La filósofa judía y alemana H. Arent, en un conocido texto sobre el juicio a un burócrata nazi, celebrado en Israel (“Eichmann en Jerusalén”), reflexionaba sobre la naturaleza banal del mal. Eichman era un hombre gris, sistemático, meticuloso, perfeccionista, fiel cumplidor de sus obligaciones profesionales y familiares, interesado atentamente por la salud, los estudios y el bienestar de sus hijos, sin sombra alguna de fanatismo ideológico ni de odio étnico o iluminación religiosa. Era, en fin, un buen y honrado hombre común alemán. Pero ese hombre honrado planificó, técnicamente, el exterminio de millones de hombres, mujeres y niños judíos en las cámaras de gas.

¿Cómo era posible esto? ¿En qué momento, a partir de qué resorte mental, el honrado y pulcro funcionario prusiano se convierte en el carnicero nazi? Eichman era un individuo para el cual los límites de la comunidad moral coincidían exactamente con los límites del derecho público alemán. No era un ciego, era un miope moral, incapaz de percibir, y mucho menos sentir, el sufrimiento ajeno. Sólo así se puede explicar la distancia entre el honrado funcionario y el frío genocida.

He recordado estas reflexiones de Arent, a partir de los correos electrónicos que estoy recibiendo, algunos de ellos muy poco amistosos y educados, por la propuesta de suprimir las subvenciones públicas a las corridas de toros. Los taurinos - que son muchos menos de los que ellos dicen, pero muchos más de lo que la decencia y la cordura aconsejarían - se defienden proclamando que, entre sus filas, hay ilustres intelectuales, artistas renombrados, hombres y mujeres de izquierda. En definitiva, buena gente. Y no seré yo quién lo niegue. De hecho yo mismo conozco a un puñado de estos.
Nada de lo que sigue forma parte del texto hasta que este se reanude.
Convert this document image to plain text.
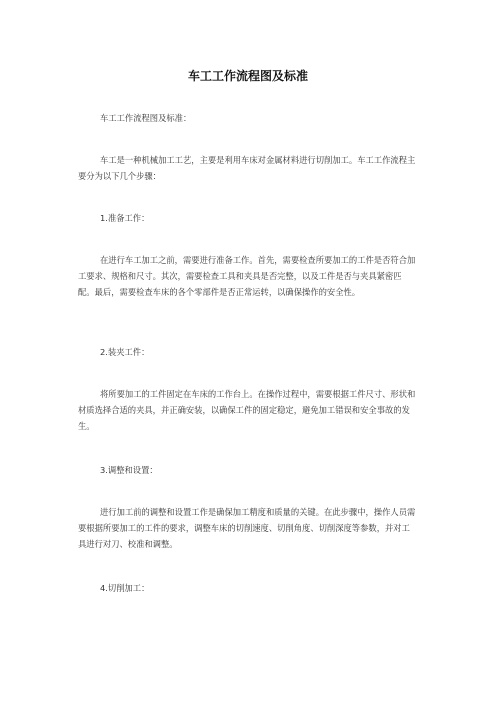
车工工作流程图及标准
车工工作流程图及标准：
车工是一种机械加工工艺，主要是利用车床对金属材料进行切削加工。车工工作流程主要分为以下几个步骤：
1.准备工作：
在进行车工加工之前，需要进行准备工作。首先，需要检查所要加工的工件是否符合加工要求、规格和尺寸。其次，需要检查工具和夹具是否完整，以及工件是否与夹具紧密匹配。最后，需要检查车床的各个零部件是否正常运转，以确保操作的安全性。
2.装夹工件：
将所要加工的工件固定在车床的工作台上。在操作过程中，需要根据工件尺寸、形状和材质选择合适的夹具，并正确安装，以确保工件的固定稳定，避免加工错误和安全事故的发生。
3.调整和设置：
进行加工前的调整和设置工作是确保加工精度和质量的关键。在此步骤中，操作人员需要根据所要加工的工件的要求，调整车床的切削速度、切削角度、切削深度等参数，并对工具进行对刀、校准和调整。
4.切削加工：
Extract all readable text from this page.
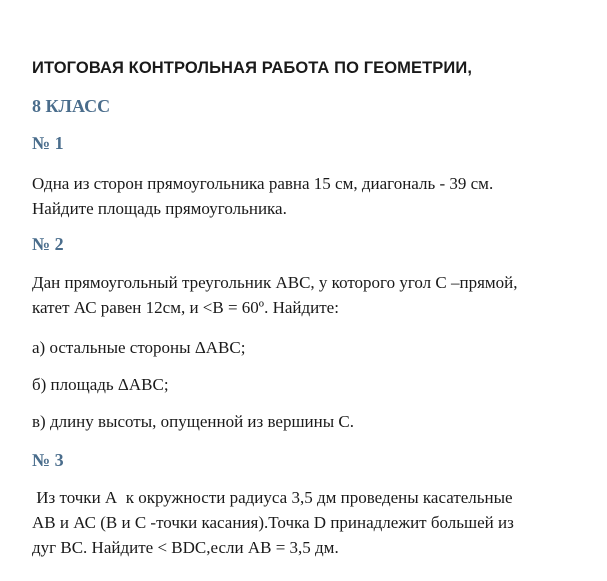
ИТОГОВАЯ КОНТРОЛЬНАЯ РАБОТА ПО ГЕОМЕТРИИ,
8 КЛАСС
№ 1
Одна из сторон прямоугольника равна 15 см, диагональ - 39 см.
Найдите площадь прямоугольника.
№ 2
Дан прямоугольный треугольник АВС, у которого угол С –прямой,
катет АС равен 12см, и <В = 60º. Найдите:
а) остальные стороны ΔАВС;
б) площадь ΔАВС;
в) длину высоты, опущенной из вершины С.
№ 3
Из точки А  к окружности радиуса 3,5 дм проведены касательные
АВ и АС (В и С -точки касания).Точка D принадлежит большей из
дуг ВС. Найдите < ВDC,если АВ = 3,5 дм.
¿Entones, cómo es posible que se sea buena gente y, al mismo tiempo, tan insensible ante el sufrimiento animal? Que se acuda a la muerte y tortura de un animal, como si se tratara de un concierto de música o de una obra de teatro… Y aquí es donde retomo la tesis de Arent, sobre la banalidad del mal, a propósito de Eichman. Los taurinos, al menos muchos taurinos (los “buena gente”) son también, como Eichman, unos miopes morales, incapaces de trascender las fronteras de la especie, violando así el sentimiento innato de compasión ante el dolor, con el que todos y todas nacemos y nos socializamos. La banalidad del mal es el soporte social de los fascismos de todo tipo. Los fascistas no son millones, pero los banales sí. En el caso de los toros y del maltrato animal, estamos ante el soporte del fascismo de especie, que concibe al ser humano en guerra permanente de explotación y exterminio sobre el resto de los seres vivos, a los que se les invisibiliza como seres y se les representa como cosas.